Beberapa tahun belakangan ini, kita sering menjumpai gambar di Facebook ataupun situs internet lainnya yang melukiskan banyaknya pandangan di dunia ini dari perspektif orang yang berbeda-beda. Misalnya, jikalau seseorang bekerja sebagai seorang arsitek, di dalam gambar tersebut terdapat foto-foto dengan judul: What your parents think you do, What your friends think you do, What the others think you do, What you think you do, What you actually do. Biasanya, kontras yang paling menyolok dan yang paling lucu adalah antara What you think you do dan What you actually do. Mereka berbeda 180 derajat! Sering kali kita dikecewakan karena realitas yang ada sangatlah berbeda dengan harapan (expectation) yang kita terus impikan. Demikian juga orang Israel tidak dapat menerima Yesus sebagai seorang Mesias karena Yesus bukanlah Mesias yang didambakan oleh mereka. Apa yang menjadi harapan mereka? Mengapa Tuhan memilih untuk datang sebagaimana yang telah dilakukan-Nya? Apa yang dapat kita pelajari? Artikel singkat ini akan mengupas beberapa pandangan orang Israel akan Mesias dan apa yang Tuhan nyatakan dalam sejarah serta pengertian Rasul Paulus akan semuanya ini.

Harapan Orang Israel
Orang Ancient Near East (Timur Dekat Kuno) memiliki cara pandang yang sangat berbeda dari cara pandang dunia modern.

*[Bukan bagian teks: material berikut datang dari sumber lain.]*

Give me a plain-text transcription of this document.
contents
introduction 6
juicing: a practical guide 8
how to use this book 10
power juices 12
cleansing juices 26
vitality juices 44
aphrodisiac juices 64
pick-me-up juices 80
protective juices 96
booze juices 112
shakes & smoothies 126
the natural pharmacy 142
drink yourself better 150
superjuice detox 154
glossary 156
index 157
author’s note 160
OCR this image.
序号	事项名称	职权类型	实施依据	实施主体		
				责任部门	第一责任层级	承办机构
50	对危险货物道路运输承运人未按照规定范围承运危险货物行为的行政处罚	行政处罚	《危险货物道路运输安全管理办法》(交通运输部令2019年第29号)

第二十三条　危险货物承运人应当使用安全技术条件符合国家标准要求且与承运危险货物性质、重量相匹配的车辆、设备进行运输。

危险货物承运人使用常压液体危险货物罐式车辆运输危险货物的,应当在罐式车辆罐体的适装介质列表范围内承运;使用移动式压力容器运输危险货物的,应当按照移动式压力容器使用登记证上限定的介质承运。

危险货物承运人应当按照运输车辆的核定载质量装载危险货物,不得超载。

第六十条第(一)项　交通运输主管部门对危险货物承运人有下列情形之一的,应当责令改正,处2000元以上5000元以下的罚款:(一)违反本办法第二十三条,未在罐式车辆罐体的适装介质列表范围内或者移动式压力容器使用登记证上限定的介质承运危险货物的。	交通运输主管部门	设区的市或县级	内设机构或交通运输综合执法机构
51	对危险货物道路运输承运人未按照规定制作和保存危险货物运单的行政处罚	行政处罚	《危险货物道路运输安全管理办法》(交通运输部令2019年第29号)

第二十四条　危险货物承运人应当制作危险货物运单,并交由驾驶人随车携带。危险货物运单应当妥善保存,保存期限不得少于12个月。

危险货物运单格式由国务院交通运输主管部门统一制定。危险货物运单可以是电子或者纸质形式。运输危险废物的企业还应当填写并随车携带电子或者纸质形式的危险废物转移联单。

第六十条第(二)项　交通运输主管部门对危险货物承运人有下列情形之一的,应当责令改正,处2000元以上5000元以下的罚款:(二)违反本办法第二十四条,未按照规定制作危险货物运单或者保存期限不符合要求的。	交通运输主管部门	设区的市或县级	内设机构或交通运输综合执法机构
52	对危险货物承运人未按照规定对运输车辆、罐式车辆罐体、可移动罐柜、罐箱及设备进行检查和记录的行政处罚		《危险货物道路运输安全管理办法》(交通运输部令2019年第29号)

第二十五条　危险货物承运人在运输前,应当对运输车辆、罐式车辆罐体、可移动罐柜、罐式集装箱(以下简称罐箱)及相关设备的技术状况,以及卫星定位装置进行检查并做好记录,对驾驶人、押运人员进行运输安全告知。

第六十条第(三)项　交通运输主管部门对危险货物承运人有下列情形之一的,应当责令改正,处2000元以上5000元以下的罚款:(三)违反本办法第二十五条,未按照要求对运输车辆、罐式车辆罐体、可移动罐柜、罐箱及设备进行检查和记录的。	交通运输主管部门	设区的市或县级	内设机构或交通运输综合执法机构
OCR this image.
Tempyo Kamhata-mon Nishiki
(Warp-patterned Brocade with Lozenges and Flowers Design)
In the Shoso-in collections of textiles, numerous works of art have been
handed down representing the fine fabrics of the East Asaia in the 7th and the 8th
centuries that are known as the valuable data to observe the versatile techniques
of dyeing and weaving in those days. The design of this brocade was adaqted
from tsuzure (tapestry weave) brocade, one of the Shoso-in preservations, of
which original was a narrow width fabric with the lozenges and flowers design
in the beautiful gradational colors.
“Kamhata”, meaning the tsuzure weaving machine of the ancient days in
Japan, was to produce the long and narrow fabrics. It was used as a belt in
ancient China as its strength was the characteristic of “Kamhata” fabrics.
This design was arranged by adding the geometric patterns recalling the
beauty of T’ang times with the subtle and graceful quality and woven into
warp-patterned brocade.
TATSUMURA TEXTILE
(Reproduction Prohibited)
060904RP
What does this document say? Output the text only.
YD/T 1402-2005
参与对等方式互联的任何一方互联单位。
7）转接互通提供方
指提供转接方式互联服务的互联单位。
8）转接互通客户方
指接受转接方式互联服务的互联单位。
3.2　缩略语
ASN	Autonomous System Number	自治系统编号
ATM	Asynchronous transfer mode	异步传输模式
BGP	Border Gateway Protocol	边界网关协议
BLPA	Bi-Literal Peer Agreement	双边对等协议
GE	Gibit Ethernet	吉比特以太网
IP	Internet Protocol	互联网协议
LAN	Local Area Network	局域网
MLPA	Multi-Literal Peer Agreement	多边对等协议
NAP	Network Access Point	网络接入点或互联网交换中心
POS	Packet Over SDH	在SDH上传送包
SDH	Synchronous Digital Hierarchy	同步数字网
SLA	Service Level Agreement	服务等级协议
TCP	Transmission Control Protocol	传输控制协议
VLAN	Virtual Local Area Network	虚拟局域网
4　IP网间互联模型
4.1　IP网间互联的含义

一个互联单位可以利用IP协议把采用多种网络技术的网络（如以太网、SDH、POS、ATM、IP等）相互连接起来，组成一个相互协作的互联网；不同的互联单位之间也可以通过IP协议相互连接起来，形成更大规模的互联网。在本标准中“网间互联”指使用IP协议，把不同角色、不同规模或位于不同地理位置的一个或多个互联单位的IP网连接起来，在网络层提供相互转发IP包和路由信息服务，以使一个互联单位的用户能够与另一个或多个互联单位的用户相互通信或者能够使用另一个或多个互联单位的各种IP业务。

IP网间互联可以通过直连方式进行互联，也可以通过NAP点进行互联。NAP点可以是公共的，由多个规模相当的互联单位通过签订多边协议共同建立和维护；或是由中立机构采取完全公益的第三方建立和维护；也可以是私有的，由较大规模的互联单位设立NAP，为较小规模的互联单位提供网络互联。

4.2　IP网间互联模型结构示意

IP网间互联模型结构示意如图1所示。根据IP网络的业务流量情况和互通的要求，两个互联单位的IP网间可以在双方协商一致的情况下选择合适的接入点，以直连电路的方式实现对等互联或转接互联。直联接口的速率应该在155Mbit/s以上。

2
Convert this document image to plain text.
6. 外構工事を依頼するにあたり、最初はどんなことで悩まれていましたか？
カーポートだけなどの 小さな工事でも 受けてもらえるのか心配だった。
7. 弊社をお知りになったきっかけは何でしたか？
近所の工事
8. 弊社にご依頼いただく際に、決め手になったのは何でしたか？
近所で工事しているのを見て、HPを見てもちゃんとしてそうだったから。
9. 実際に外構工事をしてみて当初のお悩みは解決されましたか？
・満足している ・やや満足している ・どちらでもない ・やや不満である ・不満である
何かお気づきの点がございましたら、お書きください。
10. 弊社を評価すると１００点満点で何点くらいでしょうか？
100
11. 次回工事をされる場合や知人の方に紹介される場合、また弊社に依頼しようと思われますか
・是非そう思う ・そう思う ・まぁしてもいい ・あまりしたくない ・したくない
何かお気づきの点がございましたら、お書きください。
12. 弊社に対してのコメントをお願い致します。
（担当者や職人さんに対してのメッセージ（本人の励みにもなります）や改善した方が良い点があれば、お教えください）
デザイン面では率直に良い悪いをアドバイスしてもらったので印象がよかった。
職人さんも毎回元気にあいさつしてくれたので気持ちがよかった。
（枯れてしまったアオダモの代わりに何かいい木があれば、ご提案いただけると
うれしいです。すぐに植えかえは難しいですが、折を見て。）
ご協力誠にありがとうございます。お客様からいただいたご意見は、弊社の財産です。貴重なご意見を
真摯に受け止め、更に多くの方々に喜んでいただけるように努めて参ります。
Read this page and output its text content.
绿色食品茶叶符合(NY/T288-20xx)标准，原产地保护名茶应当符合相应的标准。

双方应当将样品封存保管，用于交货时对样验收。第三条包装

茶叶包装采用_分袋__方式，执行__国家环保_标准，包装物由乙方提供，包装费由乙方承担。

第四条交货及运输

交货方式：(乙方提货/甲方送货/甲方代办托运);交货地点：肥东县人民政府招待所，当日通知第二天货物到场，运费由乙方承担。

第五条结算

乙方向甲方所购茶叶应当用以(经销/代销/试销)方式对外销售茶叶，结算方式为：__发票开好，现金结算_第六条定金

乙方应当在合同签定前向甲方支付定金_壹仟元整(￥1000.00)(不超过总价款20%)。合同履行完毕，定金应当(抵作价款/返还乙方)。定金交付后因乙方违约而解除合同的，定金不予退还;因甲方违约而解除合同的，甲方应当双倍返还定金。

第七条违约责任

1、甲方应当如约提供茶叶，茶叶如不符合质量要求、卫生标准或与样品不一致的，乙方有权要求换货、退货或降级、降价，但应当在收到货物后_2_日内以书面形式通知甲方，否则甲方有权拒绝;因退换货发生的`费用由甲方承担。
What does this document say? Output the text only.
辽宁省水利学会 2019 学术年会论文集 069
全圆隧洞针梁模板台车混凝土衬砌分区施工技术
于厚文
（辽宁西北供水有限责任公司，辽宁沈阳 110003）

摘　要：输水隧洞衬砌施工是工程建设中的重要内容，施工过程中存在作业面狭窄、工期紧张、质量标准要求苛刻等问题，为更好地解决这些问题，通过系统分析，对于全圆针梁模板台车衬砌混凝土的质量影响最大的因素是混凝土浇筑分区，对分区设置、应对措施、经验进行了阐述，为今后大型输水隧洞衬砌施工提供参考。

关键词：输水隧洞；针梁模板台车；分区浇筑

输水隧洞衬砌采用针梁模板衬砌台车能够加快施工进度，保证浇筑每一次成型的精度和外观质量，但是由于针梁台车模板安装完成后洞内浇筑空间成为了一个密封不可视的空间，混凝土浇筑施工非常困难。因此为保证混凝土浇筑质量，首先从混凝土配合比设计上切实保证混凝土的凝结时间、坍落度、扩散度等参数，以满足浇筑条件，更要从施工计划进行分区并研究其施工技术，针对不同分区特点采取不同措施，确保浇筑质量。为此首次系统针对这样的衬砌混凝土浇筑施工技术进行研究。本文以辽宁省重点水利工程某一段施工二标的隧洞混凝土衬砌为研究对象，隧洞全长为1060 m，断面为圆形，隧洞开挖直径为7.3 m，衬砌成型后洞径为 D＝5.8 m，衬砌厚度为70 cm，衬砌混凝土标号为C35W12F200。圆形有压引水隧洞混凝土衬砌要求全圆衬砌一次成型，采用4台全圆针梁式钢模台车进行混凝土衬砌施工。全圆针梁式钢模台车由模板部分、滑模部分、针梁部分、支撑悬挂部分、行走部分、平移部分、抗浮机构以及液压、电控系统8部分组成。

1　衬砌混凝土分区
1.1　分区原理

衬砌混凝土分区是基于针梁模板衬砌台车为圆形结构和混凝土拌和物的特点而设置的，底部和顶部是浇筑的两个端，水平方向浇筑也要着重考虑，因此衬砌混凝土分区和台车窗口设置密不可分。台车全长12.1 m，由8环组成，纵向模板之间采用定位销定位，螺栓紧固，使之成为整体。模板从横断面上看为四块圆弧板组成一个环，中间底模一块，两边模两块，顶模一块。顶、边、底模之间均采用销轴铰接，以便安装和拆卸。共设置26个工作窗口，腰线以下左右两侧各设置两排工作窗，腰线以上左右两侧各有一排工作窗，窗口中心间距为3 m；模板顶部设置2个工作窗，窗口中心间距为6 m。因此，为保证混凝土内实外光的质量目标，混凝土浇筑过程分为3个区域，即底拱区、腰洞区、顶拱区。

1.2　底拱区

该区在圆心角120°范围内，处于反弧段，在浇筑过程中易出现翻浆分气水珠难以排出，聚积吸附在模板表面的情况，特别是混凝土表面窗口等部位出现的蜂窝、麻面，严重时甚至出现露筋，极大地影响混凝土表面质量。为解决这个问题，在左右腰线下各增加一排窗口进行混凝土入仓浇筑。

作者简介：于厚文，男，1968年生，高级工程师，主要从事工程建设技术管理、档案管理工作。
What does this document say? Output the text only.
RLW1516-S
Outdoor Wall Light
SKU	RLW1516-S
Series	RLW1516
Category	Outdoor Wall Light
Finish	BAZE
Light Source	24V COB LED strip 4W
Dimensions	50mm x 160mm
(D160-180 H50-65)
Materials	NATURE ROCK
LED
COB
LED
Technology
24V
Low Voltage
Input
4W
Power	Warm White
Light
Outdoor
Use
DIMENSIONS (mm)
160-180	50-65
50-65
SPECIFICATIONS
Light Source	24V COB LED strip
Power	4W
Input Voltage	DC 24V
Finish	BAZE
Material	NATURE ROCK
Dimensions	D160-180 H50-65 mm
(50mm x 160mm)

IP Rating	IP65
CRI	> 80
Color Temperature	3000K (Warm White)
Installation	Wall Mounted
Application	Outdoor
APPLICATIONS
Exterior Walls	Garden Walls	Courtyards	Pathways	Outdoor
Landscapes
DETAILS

Pada zaman tersebut, setiap bangsa menyembah allah mereka sendiri, dan ketangguhan masing-masing negara merefleksikan kekuatan allah mereka. Setiap peperangan yang terjadi antara satu bangsa dengan bangsa yang lain merupakan peperangan antara allah satu bangsa dengan allah bangsa yang lain. Tuhan (Yahweh) mendapatkan kemuliaan ketika bangsa Israel memenangkan pertempuran melawan bangsa-bangsa yang menyembah allah palsu. Di Perjanjian Lama, ketika orang Filistin menang terhadap orang Israel, tabut Allah diletakkan di kuil Dagon untuk menjadi simbol bahwa Dagon telah menaklukkan Yahweh. Akan tetapi, keesokan harinya, tampaklah patung Dagon terjatuh dengan mukanya ke tanah di hadapan tabut tersebut. Kejadian tersebut terulang keesokan harinya dengan lebih parah lagi: kepala Dagon dan kedua belah tangannya terpenggal (1Sam. 5). Tema utama dari Perjanjian Lama adalah bagaimana Tuhan menyatakan kepada bangsa Israel dan semua bangsa lainnya bahwa Ia adalah Tuhan Yang Maha Esa.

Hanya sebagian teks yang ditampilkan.